Niższy limit płatności gotówką
W uzasadnieniu projektu przypomniano, że tzw. Polski Ład w jednym z artykułów zmniejszył limit obrotu gotówkowego z 15 tys. zł do 8 tys. zł. Zmiana ma wejść w życie 1 stycznia 2024 r.
Zmiana ta może prowadzić do komplikacji niektórych rodzajów transakcji szczególnie dokonywanych przez mikroprzedsiębiorców i małych przedsiębiorców, w tym rzemieślników oraz osoby prowadzące jednoosobową działalność gospodarczą, stąd konieczne jest zniesienie przewidzianych do wprowadzenia ograniczeń w tym zakresie, w szczególności w związku z trudną sytuacją przedsiębiorców spowodowaną konfliktem zbrojnym na Ukrainie i wzrastającą z powodu tego konfliktu inflacją - czytamy w projekcie.
Autorzy projektu zwracają uwagę, że problemy mogą się pojawić szczególnie przy transakcjach jednorazowych.
W braku możliwości dokonania zapłaty gotówką strony muszą korzystać z innych form płatności, a oczekiwanie na przelew bankowy może w wielu wypadkach prowadzić do zaniechania transakcji. Może to prowadzić do utrudnień i ograniczać znacząco drobny handel. Problemy tego typu mogą być utrudnieniem w obrocie na giełdach spożywczych, bazarach, targowiskach, gdzie zaopatrują się mikro- i mali przedsiębiorcy, w szczególności z branży spożywczej i gastronomicznej - wyjaśnili autorzy.
Wskazano ponadto, że obowiązek rozliczeń za pośrednictwem rachunku bankowego prowadzi do zwiększenia ogólnych kosztów transakcji, co finalnie przekłada się na wzrost cen towarów i usług dla konsumentów.
Nowe regulacje zakładają ponadto usunięcie przepisów odnoszących się do relacji konsument-firma , które także miały wejść w życie od 2024 r. Regulacje przewidują obowiązek dokonywana płatności za pośrednictwem rachunku płatniczego przez konsumentów, jeśli jednorazowa wartość transakcji z przedsiębiorcą - bez względu na liczbę wynikających z niej transakcji - przekracza 20 tys. zł.

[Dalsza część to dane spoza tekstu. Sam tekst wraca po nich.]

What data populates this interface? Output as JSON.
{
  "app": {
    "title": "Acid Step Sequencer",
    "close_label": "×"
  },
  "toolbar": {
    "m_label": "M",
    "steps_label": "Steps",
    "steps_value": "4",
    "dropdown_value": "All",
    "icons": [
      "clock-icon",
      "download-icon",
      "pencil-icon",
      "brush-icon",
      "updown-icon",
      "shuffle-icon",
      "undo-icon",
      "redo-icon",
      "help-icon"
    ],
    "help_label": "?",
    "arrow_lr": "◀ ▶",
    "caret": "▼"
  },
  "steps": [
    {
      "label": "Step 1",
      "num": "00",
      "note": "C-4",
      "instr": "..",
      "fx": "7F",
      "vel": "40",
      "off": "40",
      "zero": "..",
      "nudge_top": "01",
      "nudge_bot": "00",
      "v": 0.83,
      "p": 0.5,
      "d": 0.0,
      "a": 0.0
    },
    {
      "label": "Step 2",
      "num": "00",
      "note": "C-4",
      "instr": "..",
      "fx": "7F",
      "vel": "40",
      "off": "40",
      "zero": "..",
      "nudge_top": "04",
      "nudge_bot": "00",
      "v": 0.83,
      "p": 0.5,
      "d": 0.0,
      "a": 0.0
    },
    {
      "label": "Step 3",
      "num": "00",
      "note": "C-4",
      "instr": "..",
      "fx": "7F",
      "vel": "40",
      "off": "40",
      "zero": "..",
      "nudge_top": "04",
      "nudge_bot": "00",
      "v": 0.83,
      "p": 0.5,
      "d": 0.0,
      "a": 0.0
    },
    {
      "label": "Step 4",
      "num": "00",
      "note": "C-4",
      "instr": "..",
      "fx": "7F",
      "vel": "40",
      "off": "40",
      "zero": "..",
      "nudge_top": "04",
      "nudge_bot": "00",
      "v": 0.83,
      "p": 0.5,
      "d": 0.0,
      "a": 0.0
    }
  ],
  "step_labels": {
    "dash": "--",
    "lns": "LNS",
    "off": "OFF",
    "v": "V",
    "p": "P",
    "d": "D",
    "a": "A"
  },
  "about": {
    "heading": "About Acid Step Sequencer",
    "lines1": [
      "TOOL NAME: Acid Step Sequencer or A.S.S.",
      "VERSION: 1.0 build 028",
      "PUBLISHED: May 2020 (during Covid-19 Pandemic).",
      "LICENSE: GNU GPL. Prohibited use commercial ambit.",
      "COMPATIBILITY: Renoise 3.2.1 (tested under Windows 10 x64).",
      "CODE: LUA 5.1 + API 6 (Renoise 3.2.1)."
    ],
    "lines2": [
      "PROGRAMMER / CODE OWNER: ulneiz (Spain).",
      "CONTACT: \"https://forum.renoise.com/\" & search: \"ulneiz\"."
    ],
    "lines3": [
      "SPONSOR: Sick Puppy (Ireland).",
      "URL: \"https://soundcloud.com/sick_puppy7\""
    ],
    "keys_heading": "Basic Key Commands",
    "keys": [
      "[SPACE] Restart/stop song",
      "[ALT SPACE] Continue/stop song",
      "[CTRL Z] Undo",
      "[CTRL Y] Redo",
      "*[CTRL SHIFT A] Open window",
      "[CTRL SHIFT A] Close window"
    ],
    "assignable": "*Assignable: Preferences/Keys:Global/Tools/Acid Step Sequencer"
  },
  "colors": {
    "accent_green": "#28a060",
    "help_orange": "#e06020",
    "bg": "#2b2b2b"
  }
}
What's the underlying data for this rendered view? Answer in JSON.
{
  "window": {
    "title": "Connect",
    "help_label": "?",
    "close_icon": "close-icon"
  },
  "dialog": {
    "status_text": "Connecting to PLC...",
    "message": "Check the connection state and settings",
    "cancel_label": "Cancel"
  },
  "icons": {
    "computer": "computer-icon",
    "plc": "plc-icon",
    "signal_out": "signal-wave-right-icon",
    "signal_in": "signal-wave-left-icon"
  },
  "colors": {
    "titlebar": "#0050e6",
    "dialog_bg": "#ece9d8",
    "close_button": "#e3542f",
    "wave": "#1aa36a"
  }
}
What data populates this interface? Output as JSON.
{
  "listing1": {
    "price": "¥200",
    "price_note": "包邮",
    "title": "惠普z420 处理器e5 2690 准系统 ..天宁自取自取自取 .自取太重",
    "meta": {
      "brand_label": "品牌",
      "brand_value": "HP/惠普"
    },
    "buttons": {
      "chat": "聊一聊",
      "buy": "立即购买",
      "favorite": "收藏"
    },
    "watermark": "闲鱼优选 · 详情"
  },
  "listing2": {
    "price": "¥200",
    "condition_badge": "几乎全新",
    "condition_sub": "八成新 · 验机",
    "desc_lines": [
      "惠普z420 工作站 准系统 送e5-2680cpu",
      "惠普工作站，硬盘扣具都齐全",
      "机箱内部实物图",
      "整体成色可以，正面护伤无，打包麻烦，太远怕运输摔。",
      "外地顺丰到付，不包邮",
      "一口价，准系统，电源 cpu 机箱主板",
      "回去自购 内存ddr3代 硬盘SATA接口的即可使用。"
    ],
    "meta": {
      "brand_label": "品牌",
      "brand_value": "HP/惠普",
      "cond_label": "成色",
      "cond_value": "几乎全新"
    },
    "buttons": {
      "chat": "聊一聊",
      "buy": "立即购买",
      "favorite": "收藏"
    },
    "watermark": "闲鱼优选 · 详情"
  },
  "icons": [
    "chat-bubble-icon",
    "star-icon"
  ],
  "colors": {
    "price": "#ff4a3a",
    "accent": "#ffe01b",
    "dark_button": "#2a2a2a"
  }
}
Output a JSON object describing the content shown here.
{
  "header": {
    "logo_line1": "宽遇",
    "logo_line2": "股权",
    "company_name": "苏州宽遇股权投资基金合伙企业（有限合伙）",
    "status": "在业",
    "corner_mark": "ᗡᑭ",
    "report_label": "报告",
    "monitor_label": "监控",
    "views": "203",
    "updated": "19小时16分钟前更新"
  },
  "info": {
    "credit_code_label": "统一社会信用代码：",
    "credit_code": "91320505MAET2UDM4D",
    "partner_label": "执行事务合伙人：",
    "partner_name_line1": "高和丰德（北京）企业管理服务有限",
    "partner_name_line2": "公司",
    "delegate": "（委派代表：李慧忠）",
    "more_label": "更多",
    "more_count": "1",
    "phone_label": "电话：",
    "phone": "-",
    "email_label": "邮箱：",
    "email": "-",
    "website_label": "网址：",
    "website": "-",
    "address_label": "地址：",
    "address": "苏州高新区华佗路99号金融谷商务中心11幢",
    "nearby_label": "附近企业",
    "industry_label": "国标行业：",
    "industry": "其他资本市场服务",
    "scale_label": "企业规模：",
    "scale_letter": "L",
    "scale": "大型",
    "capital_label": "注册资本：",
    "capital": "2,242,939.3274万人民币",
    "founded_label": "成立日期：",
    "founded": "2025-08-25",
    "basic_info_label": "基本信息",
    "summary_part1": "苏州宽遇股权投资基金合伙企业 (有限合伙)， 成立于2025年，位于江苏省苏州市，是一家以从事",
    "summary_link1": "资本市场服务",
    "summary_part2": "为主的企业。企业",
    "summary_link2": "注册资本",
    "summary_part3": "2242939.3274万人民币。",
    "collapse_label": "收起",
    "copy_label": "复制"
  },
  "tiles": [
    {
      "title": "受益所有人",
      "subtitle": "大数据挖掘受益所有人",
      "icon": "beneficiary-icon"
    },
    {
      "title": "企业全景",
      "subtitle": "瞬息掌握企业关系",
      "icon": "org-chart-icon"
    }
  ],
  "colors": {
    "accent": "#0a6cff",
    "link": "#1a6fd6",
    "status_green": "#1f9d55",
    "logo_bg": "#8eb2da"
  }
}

Rząd porzuca kontrowersyjny zapis
Polskie władze ze względu na sytuację na Ukrainie i wysoką inflację rozważają porzucenie dotychczasowych planów dotyczących limitów płatności.
Mając na względzie trudną sytuację konsumentów w związku z wysoką inflacją spowodowaną konfliktem zbrojnym na Ukrainie konieczne jest zniesienie ograniczeń w tym zakresie również względem konsumentów - podkreślono w uzasadnieniu projektu.
Wiceminister finansów Artur Soboń poinformował, że rząd przychyla się do propozycji zawartej w projekcie, zachowującej obecny limit dla przedsiębiorców i uchylający limit w rozliczeniach konsument-przedsiębiorca. Podkreślił jednocześnie, że w Polsce nie ma żadnego zagrożenia dla obrotu gotówkowego. Dodał, że gotówka nie była zagrożona. Zwracał jednak uwagę na zalety bezgotówkowych rozliczeń, które coraz częściej stosują przedsiębiorcy m.in. ze względu na mniejsze koszty.